Magnetic Impurity States and Ferromagnetic Interaction in Diluted Magnetic Semiconductors

TL;DR

This paper investigates the electronic structure of diluted magnetic semiconductors, highlighting how hybridization-induced holes around impurities facilitate ferromagnetic interactions, analyzed through an extended Haldane-Anderson model.

Contribution

It extends the Haldane-Anderson model to magnetic impurities and demonstrates the role of hole overlap in mediating ferromagnetic interactions in diluted magnetic semiconductors.

Findings

Holes are created in the valence band due to impurity-host hybridization.

Localized magnetic moments form around impurities.

Overlap of holes favors ferromagnetic interaction when impurities are close.

Abstract

The electronic structure of diluted magnetic semiconductors is studied, especially focusing on the hole character.
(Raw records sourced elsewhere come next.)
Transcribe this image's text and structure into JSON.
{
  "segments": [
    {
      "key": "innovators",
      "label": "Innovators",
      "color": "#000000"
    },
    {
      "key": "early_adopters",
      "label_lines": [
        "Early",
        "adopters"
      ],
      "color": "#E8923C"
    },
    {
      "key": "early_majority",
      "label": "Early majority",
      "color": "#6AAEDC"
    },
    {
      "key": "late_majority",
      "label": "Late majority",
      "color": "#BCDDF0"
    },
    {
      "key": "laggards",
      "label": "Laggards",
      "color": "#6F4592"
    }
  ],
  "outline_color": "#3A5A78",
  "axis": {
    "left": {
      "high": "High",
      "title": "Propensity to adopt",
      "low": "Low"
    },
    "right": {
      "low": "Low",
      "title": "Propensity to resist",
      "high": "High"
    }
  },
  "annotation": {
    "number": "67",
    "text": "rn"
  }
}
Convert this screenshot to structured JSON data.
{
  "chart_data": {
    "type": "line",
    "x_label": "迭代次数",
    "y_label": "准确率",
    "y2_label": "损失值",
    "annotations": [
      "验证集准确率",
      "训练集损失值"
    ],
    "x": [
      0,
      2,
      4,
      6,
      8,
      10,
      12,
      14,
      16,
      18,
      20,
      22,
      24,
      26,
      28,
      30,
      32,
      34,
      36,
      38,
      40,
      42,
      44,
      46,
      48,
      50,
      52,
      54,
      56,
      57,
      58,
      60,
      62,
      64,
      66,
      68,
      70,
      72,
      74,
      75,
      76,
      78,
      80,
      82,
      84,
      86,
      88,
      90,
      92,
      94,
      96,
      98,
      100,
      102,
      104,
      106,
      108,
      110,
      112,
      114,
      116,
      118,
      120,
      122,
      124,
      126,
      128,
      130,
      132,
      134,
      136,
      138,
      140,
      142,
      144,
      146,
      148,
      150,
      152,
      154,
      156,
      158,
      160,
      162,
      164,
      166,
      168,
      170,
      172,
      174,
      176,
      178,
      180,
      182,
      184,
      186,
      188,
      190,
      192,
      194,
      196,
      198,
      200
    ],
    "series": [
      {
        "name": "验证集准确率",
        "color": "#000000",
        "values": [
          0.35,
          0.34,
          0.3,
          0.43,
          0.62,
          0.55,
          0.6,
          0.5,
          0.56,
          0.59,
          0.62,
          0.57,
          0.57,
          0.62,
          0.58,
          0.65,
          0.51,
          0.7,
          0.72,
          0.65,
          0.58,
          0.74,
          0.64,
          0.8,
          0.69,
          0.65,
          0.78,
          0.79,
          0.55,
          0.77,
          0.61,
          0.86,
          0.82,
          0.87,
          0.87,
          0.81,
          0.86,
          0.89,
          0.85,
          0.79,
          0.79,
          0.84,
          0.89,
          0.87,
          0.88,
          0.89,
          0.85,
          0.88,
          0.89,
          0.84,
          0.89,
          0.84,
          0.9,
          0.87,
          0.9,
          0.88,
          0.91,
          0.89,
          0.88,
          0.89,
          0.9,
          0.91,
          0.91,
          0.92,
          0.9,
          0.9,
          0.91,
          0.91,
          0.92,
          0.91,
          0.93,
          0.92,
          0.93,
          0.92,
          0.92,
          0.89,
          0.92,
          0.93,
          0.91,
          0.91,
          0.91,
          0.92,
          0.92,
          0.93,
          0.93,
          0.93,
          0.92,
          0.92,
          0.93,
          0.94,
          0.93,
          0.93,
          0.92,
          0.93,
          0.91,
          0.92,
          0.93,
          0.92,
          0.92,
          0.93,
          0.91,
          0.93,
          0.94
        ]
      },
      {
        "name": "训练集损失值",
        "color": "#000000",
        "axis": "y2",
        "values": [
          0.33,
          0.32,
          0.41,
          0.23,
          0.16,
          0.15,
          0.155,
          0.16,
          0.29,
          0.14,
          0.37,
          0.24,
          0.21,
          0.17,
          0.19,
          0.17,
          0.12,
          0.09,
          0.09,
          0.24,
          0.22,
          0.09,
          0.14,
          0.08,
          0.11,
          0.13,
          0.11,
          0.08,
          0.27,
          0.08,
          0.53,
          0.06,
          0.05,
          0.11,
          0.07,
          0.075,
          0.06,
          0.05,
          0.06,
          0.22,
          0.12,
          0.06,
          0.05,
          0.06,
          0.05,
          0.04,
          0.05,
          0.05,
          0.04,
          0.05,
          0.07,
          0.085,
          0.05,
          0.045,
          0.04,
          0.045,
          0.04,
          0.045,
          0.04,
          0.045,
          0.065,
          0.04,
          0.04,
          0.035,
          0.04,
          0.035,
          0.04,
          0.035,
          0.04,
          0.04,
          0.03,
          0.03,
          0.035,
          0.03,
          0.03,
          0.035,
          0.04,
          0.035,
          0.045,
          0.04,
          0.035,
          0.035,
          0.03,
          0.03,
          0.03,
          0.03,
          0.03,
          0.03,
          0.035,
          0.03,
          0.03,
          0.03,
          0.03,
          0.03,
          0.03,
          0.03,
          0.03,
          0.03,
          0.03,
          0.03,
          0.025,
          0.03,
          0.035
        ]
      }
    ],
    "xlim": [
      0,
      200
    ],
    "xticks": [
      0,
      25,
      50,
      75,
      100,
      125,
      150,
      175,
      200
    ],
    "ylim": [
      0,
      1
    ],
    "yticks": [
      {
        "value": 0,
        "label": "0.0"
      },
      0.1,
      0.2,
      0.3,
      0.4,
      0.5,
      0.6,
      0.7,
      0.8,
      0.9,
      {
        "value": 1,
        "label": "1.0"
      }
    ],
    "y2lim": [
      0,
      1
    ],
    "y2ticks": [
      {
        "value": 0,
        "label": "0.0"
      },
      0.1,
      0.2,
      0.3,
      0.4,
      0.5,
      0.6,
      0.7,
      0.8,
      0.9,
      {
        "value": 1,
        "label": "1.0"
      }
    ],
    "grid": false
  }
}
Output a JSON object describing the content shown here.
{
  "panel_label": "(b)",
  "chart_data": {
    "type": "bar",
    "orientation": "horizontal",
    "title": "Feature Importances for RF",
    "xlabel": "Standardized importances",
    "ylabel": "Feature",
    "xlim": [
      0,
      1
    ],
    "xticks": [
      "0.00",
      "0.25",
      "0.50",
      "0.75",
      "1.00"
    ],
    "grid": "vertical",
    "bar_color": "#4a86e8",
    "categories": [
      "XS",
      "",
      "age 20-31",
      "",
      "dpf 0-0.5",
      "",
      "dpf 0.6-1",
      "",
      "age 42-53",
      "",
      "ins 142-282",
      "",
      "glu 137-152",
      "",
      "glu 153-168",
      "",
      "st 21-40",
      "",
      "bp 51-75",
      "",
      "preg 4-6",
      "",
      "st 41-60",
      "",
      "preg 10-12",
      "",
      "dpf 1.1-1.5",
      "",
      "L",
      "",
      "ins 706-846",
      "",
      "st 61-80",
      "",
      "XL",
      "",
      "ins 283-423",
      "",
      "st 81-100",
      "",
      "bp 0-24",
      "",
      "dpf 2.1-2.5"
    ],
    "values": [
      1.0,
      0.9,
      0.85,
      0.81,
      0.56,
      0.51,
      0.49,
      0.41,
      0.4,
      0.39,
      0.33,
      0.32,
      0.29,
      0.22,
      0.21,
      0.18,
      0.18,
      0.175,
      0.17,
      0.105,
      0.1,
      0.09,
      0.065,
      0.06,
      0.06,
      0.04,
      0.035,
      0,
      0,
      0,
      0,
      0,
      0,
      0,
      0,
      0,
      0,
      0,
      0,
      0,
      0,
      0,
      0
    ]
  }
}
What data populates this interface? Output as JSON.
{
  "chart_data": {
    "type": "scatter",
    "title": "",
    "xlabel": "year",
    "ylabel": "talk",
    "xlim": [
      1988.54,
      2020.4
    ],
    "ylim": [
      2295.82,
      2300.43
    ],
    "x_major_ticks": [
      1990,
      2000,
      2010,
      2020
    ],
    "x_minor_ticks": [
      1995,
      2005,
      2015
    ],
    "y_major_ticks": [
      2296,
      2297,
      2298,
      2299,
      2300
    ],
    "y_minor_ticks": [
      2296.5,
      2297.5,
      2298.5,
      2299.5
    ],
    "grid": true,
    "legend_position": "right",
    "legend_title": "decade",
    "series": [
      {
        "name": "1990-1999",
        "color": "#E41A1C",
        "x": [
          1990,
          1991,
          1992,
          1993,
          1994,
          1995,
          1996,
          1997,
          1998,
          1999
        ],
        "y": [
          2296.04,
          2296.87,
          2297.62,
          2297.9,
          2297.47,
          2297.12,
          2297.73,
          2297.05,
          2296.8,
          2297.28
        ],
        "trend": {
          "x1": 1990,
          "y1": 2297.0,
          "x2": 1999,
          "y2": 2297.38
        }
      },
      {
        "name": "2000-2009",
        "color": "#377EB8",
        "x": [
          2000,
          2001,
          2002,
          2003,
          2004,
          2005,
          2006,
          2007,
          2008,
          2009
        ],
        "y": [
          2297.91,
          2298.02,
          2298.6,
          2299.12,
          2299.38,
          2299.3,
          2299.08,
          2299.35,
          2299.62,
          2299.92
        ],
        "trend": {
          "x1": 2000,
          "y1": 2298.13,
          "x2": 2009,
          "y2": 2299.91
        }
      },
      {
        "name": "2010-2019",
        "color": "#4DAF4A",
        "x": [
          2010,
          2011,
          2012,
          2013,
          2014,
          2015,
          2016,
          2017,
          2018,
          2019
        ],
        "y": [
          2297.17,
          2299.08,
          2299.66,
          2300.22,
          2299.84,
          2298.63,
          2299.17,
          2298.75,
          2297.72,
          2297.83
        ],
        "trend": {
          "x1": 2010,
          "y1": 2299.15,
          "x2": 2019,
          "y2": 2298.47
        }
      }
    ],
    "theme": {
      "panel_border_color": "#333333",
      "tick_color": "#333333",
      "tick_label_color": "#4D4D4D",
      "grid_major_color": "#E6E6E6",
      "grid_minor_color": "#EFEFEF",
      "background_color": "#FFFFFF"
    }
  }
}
The Haldane-Anderson model is extend to a magnetic impurity, and is analyzed in the Hartree-Fock approximation. Due to the strong hybridization of an impurity d-states with host p-states, it is shown that holes are created in the valence band, at the same time the localized magnetic moments are formed. These holes are weakly bound around the impurity site with the characteristic length of several lattice constants. For the case of the two impurities, it is found that when the separation of two impurities is of the order of the length of holes, the overlap of these holes favors the ferromagnetic interaction. The spatially extended holes play an essential role for the ferromagnetic exchange interaction.